Further research on the guy reveals that he's someone who worked for more than 20 years in Durham's "Research Triangle," and that his one, major accomplishment was patenting a connector for the hands-free device on a cell phone, which he sold to Sony. This being a far less radical advance than the invention Hyatt is criticizing, I suspect a degree of professional jealousy of a seemingly uneducated, 19-year-old kid from an impoverished country, who allegedly outdid him. I've also found his name on an Amazon booklist, where he touts a selection of favorite books on the faults and limitations of the human brain, and expresses optimism that we can create something far superior through technology. This would indicate a cynical view of human intelligence, and he's probably convinced himself that anyone who disagrees with him is a crackpot, or part of "mass hysteria."

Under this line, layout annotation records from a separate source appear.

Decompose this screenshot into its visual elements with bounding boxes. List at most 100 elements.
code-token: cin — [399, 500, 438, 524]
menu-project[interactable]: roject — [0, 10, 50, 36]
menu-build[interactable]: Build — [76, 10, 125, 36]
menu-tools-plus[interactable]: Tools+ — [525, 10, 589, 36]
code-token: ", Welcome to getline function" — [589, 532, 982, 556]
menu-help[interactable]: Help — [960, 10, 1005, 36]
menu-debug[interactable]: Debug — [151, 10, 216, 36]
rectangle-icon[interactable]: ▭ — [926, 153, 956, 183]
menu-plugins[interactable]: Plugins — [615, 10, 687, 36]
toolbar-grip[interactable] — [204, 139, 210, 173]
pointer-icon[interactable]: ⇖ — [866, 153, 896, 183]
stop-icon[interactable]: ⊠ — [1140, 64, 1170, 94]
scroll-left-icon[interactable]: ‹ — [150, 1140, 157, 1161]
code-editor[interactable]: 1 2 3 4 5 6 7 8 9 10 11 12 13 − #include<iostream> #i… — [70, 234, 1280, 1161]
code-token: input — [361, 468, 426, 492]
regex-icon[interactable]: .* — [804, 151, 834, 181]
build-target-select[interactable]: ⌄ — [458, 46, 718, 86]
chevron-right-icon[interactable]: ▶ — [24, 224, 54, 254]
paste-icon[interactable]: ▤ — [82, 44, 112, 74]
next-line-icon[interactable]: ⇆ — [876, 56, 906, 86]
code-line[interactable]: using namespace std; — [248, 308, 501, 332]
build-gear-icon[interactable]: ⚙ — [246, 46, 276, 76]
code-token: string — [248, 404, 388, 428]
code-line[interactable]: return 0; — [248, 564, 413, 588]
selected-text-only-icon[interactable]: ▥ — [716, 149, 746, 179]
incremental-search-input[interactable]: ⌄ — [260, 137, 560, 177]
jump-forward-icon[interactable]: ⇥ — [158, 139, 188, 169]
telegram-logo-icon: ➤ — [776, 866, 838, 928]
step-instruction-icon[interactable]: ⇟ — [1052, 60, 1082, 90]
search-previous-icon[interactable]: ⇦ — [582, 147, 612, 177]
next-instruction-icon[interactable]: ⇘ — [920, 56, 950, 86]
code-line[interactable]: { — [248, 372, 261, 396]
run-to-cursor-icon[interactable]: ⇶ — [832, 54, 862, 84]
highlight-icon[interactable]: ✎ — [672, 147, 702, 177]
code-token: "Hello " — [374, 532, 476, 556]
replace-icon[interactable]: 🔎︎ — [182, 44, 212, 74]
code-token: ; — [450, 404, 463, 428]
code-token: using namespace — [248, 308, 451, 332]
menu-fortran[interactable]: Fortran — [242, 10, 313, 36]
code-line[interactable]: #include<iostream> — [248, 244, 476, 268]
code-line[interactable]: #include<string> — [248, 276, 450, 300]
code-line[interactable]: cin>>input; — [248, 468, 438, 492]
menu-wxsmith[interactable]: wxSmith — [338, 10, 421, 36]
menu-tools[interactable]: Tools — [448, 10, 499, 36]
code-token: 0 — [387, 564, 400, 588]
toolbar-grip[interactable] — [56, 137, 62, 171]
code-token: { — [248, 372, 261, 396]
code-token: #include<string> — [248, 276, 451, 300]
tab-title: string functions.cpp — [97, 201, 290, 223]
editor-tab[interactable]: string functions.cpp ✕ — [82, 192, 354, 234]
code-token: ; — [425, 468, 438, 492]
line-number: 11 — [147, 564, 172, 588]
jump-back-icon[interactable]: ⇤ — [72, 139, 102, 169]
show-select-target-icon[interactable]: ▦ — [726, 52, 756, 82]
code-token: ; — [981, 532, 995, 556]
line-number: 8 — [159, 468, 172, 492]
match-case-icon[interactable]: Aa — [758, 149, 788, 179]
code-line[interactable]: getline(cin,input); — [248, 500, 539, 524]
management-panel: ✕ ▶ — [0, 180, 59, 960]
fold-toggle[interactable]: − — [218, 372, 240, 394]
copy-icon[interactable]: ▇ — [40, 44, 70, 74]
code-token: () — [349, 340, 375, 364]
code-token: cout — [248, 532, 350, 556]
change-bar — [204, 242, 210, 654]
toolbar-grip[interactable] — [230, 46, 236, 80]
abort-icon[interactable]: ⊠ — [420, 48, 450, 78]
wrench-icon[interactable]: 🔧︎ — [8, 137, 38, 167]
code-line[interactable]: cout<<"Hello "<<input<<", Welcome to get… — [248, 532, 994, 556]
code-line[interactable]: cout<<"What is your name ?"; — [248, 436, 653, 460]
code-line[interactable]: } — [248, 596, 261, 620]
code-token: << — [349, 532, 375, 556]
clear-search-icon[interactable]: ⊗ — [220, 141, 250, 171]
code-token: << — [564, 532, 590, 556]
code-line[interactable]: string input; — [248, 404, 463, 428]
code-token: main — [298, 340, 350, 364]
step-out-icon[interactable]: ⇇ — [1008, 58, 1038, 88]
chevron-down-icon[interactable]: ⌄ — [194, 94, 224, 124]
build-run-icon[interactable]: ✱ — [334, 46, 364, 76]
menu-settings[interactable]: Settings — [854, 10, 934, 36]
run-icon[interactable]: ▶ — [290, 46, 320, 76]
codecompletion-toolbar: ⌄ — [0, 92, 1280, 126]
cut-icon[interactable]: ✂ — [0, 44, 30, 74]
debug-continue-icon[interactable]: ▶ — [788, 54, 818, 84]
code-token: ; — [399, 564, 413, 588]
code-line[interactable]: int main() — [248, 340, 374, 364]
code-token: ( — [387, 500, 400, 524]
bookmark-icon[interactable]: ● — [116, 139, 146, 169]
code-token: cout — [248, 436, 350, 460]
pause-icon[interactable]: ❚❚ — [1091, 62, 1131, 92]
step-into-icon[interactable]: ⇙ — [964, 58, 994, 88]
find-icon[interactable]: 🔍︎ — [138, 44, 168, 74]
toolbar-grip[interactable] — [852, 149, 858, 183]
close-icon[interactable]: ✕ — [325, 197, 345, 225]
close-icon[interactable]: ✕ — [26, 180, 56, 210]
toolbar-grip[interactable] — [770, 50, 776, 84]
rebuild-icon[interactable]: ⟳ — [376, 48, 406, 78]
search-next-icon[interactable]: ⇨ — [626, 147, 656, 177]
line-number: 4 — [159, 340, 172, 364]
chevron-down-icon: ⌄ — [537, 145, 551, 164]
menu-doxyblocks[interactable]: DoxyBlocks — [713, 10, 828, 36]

I would emphasize, again, that this man is the ONLY person alleging outright fraud, going as far to claim that the photos are posed, that the panel hides an electric battery (without providing any proof of this, mind you), and asserting that the young inventor will go to prison for fraud. And he is doing so without the time-honored practice of peer review: he has made not attempted to replicate the experiment, and see if it works. He simply refuses to believe that it could work, parroting the results of prior experiments, and makes without providing evidence. I think that Edward Craig Hyatt is simply incensed that anyone could invent this if he can't, and that if anyone even thinks so, it's all part of a conspiracy. And he is attempting, out of spite, to promote his own career at his imaginary rival's expense.